In the course of the evening, she answered a host of questions: her trysts with injuries to the future of badminton in India, her biggest dream, her favorite Bollywood film and her favorite cuisine.

Her biggest dream: An Olympic gold medal.

Her favourite movie: She is a self-confessed 'Bollywood buff'. DDLJ ( Dilwala Dhulania Le Jayenge) tops her list.

Her favorite food: Aloo ke paranthe, though she also gorges on ice creams, which she says she is allowed to have only for a short while after a match is over.

When stressed: She says she usually ends up shouting at her father or talking out loud what went wrong in the match.

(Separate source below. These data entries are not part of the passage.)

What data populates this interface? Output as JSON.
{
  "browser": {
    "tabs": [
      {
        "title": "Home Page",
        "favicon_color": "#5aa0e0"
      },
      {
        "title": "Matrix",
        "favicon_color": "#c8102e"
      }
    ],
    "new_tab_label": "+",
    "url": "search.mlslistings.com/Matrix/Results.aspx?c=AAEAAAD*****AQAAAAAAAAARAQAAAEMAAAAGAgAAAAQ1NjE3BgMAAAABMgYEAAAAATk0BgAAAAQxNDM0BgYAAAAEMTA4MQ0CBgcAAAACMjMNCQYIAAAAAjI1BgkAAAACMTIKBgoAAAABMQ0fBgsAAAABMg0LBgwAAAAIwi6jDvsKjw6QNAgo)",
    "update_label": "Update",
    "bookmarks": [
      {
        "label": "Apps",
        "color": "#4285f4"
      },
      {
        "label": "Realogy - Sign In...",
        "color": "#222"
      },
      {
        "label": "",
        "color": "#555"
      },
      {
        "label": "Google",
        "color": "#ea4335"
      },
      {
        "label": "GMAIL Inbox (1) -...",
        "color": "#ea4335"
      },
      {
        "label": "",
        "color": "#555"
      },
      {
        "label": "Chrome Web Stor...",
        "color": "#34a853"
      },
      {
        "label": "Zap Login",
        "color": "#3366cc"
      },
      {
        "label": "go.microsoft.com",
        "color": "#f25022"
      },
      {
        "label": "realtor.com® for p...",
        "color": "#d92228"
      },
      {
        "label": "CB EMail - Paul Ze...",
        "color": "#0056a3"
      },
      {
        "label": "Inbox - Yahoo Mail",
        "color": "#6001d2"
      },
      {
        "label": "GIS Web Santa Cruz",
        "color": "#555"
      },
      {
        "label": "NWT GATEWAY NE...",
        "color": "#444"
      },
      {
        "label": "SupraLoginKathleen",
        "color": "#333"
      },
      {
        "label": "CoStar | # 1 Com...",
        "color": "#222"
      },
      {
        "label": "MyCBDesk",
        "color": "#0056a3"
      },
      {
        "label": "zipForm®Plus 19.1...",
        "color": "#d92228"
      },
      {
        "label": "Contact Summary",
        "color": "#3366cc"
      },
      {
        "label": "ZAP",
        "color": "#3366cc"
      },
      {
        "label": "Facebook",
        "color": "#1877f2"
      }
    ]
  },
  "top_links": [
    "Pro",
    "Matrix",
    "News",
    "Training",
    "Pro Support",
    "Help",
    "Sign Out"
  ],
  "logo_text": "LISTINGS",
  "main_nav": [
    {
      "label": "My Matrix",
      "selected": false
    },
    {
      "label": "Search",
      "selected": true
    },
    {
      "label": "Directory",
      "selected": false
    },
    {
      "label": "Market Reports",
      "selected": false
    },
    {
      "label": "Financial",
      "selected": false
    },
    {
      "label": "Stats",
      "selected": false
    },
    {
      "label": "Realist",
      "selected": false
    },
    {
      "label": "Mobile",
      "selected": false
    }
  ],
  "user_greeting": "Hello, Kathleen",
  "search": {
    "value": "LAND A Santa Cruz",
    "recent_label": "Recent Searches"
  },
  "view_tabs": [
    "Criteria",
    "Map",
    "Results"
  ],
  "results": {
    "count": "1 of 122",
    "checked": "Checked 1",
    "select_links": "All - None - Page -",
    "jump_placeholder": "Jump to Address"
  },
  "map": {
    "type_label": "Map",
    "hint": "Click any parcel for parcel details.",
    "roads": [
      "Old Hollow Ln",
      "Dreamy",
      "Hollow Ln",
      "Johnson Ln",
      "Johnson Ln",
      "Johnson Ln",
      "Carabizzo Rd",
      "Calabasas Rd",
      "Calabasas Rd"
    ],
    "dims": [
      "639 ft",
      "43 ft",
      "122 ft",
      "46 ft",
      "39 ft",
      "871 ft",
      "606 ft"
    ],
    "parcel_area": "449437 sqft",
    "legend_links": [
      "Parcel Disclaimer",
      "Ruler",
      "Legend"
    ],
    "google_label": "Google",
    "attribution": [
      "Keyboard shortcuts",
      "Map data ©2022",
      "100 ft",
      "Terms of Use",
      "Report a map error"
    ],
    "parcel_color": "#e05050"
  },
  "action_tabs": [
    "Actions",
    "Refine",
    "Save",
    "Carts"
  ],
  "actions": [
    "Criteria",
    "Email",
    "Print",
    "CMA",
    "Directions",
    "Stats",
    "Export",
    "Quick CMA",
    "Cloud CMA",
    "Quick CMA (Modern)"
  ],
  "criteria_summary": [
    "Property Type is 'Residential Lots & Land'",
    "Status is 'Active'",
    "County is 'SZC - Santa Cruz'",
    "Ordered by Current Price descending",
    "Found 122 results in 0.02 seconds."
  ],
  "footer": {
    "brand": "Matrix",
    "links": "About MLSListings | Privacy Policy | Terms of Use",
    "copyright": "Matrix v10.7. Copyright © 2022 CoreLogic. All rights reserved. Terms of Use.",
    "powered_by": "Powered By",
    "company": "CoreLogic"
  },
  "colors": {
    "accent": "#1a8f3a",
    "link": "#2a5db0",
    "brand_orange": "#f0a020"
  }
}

She says she thinks about it over and over again and tries to find what was lacking in her preparation or practice.

Interests: She used to love sketching as a kid, but doesn't find time for it now.  She enjoys comics and is also very fond of Tom and Jerry.

Reading: She likes light reading or film magazines.

On the future of badminton in India: Saina feels that there is no dearth of talent in India. She feels many youngsters are taking up the sport, but India still needs many more training academies and dedicated coaches to train up-and-coming youngsters who are willing to take up the sport professionally.